Four months spent in meditation and yoga should enable Gilbert to achieve a higher state of consciousness that ultimately results in a state of divine bliss; i.e., an experience of God. With its quiet environment and lack of distractions, the ashram is the ideal spot to devote oneself to such an attempt. But meditation requires a calm mind, and Gilbert’s mind, instead of resting in stillness, is, as she ruefully confesses, either “(1) bored, (2) angry (3) depressed (4) anxious or (5) all of the above.”
This section of the memoir describes meditation techniques in some detail. Not a problem in itself, but Liz Gilbert is the life and soul of this party, the host who makes us drop our inhibitions and enjoy ourselves, and when she’s not around, the party sags. Thus, when she devotes three pages to explaining the concept of kundalini shakti (divine energy) in different religions, or tells us in detail about “man’s inherently flawed state,” it falls flat, since she’s not animating the pages with her active participation.
Perhaps aware of the esotericism of some of her material, Gilbert’s prose is determinedly reader-friendly-sometimes to the point of cuteness. Describing the moment of her union with God, she writes “… I entered the void…. The void was God, which means that I was inside God. But not in a gross, physical way-not like I was Liz Gilbert stuck inside a chunk of God’s thigh muscle.” Such false notes, however, are rare; Gilbert’s path to enlightenment is mostly paved with pitch-perfect prose.

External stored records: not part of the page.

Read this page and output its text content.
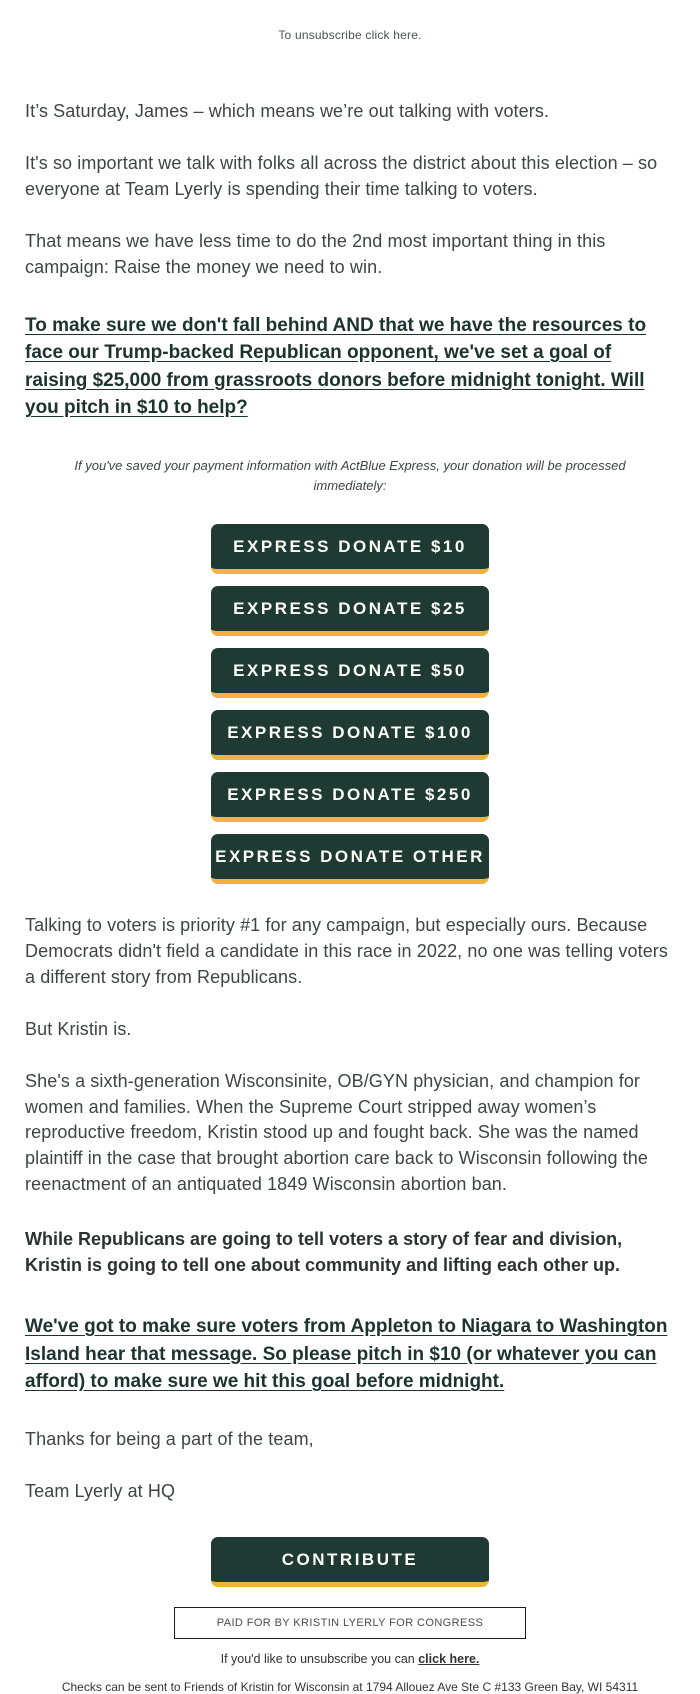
To unsubscribe click here.

It’s Saturday, James – which means we’re out talking with voters.

It's so important we talk with folks all across the district about this election – so everyone at Team Lyerly is spending their time talking to voters.

That means we have less time to do the 2nd most important thing in this campaign: Raise the money we need to win.

To make sure we don't fall behind AND that we have the resources to face our Trump-backed Republican opponent, we've set a goal of raising $25,000 from grassroots donors before midnight tonight. Will you pitch in $10 to help?

If you've saved your payment information with ActBlue Express, your donation will be processed immediately:

EXPRESS DONATE $10
EXPRESS DONATE $25
EXPRESS DONATE $50
EXPRESS DONATE $100
EXPRESS DONATE $250
EXPRESS DONATE OTHER

Talking to voters is priority #1 for any campaign, but especially ours. Because Democrats didn't field a candidate in this race in 2022, no one was telling voters a different story from Republicans.

But Kristin is.

She's a sixth-generation Wisconsinite, OB/GYN physician, and champion for women and families. When the Supreme Court stripped away women’s reproductive freedom, Kristin stood up and fought back. She was the named plaintiff in the case that brought abortion care back to Wisconsin following the reenactment of an antiquated 1849 Wisconsin abortion ban.

While Republicans are going to tell voters a story of fear and division, Kristin is going to tell one about community and lifting each other up.

We've got to make sure voters from Appleton to Niagara to Washington Island hear that message. So please pitch in $10 (or whatever you can afford) to make sure we hit this goal before midnight.

Thanks for being a part of the team,

Team Lyerly at HQ

CONTRIBUTE
PAID FOR BY KRISTIN LYERLY FOR CONGRESS

If you'd like to unsubscribe you can click here.

Checks can be sent to Friends of Kristin for Wisconsin at 1794 Allouez Ave Ste C #133 Green Bay, WI 54311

Having pampered her body and calmed her mind, Gilbert must now find a balance between pleasure and devotion. She therefore flies to Bali to spend four months with a medicine man she’d met some years ago, who had remarked then on the lack of equilibrium in her life. Although the stakes are low in this leg of her trip (Gilbert has found God and happiness-enough for most humans), the reader is still eager to come along for the ride-testament as much to Gilbert’s likeable persona as to her compulsively readable writing.

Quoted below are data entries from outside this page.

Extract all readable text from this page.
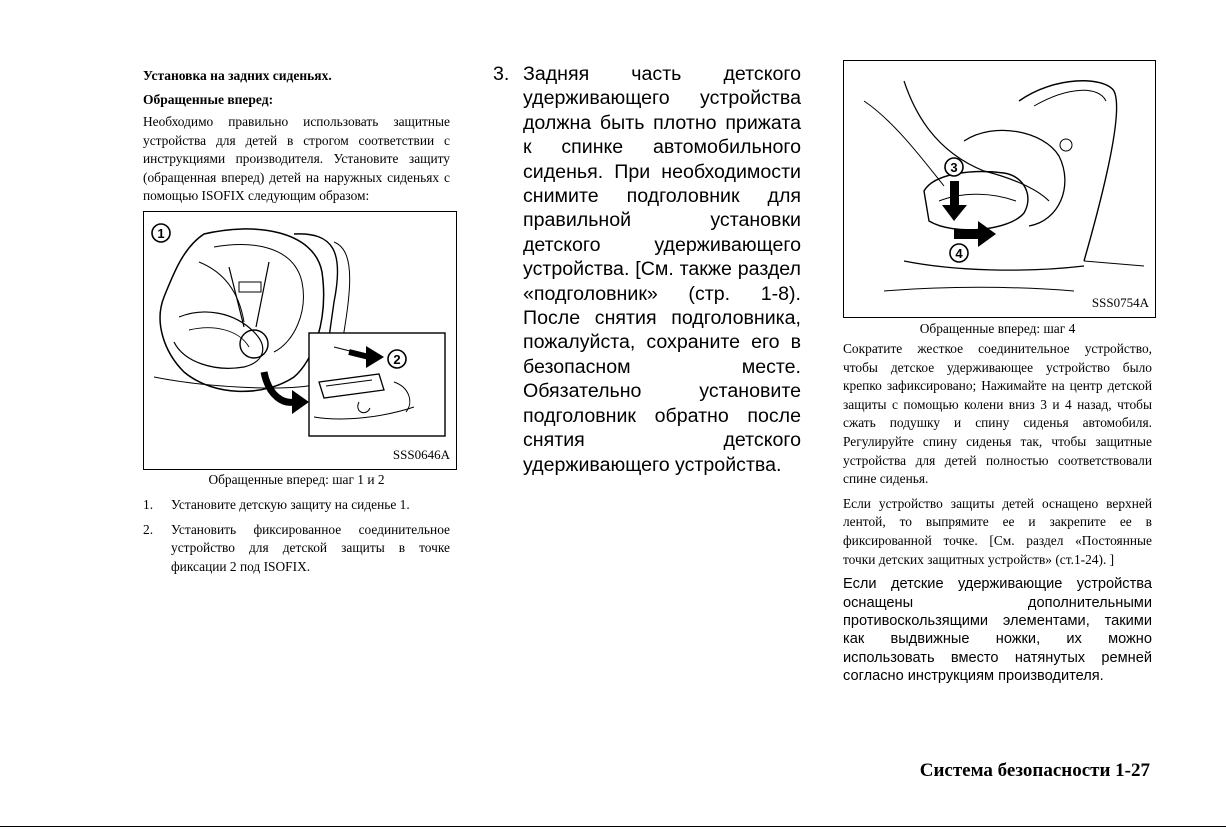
Установка на задних сиденьях.

Обращенные вперед:

Необходимо правильно использовать защитные устройства для детей в строгом соответствии с инструкциями производителя. Установите защиту (обращенная вперед) детей на наружных сиденьях с помощью ISOFIX следующим образом:

1
2
SSS0646A
Обращенные вперед: шаг 1 и 2
1. Установите детскую защиту на сиденье 1.
2. Установить фиксированное соединительное устройство для детской защиты в точке фиксации 2 под ISOFIX.

3. Задняя часть детского удерживающего устройства должна быть плотно прижата к спинке автомобильного сиденья. При необходимости снимите подголовник для правильной установки детского удерживающего устройства. [См. также раздел «подголовник» (стр. 1-8). После снятия подголовника, пожалуйста, сохраните его в безопасном месте. Обязательно установите подголовник обратно после снятия детского удерживающего устройства.

3
4
SSS0754A
Обращенные вперед: шаг 4

Сократите жесткое соединительное устройство, чтобы детское удерживающее устройство было крепко зафиксировано; Нажимайте на центр детской защиты с помощью колени вниз 3 и 4 назад, чтобы сжать подушку и спину сиденья автомобиля. Регулируйте спину сиденья так, чтобы защитные устройства для детей полностью соответствовали спине сиденья.

Если устройство защиты детей оснащено верхней лентой, то выпрямите ее и закрепите ее в фиксированной точке. [См. раздел «Постоянные точки детских защитных устройств» (ст.1-24). ]

Если детские удерживающие устройства оснащены дополнительными противоскользящими элементами, такими как выдвижные ножки, их можно использовать вместо натянутых ремней согласно инструкциям производителя.

Система безопасности 1-27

The Balinese, she explains, are the “global masters of balance, the people for whom the maintenance of perfect equilibrium is an art, a science and a religion.” Such equilibrium is achieved by a deep understanding of the external universe, so as to locate one’s position in the cosmos. The latter is calibrated in terms of a person’s relationships-with God, with spouse, family, and friends, and with the environment.
Gilbert sets about exploring her external universe-the town of Ubud-with gusto. In the process, she is revealed as the ideal traveler. Curious yet respectful about cultural practices new to her, the open-minded Gilbert makes friends wherever she goes. Without glossing over the island’s troubles (including its violent past, and the recent terrorist attacks), she succeeds in portraying Bali as a destination that nourishes both body and soul. After reading her descriptions of the local landscape and society, few will not long to book a one-way ticket to Denpasar.
Suffice it to say that in Bali, Gilbert finds everything she’s looking for-and then some. Love, happiness, peace, and harmony are all hers-and who would begrudge her such fulfillment? This writer’s generosity of spirit is equaled only by her actions; we cannot help but wish her well. Eat, Pray, Love charms, even as it beckons us to adventure.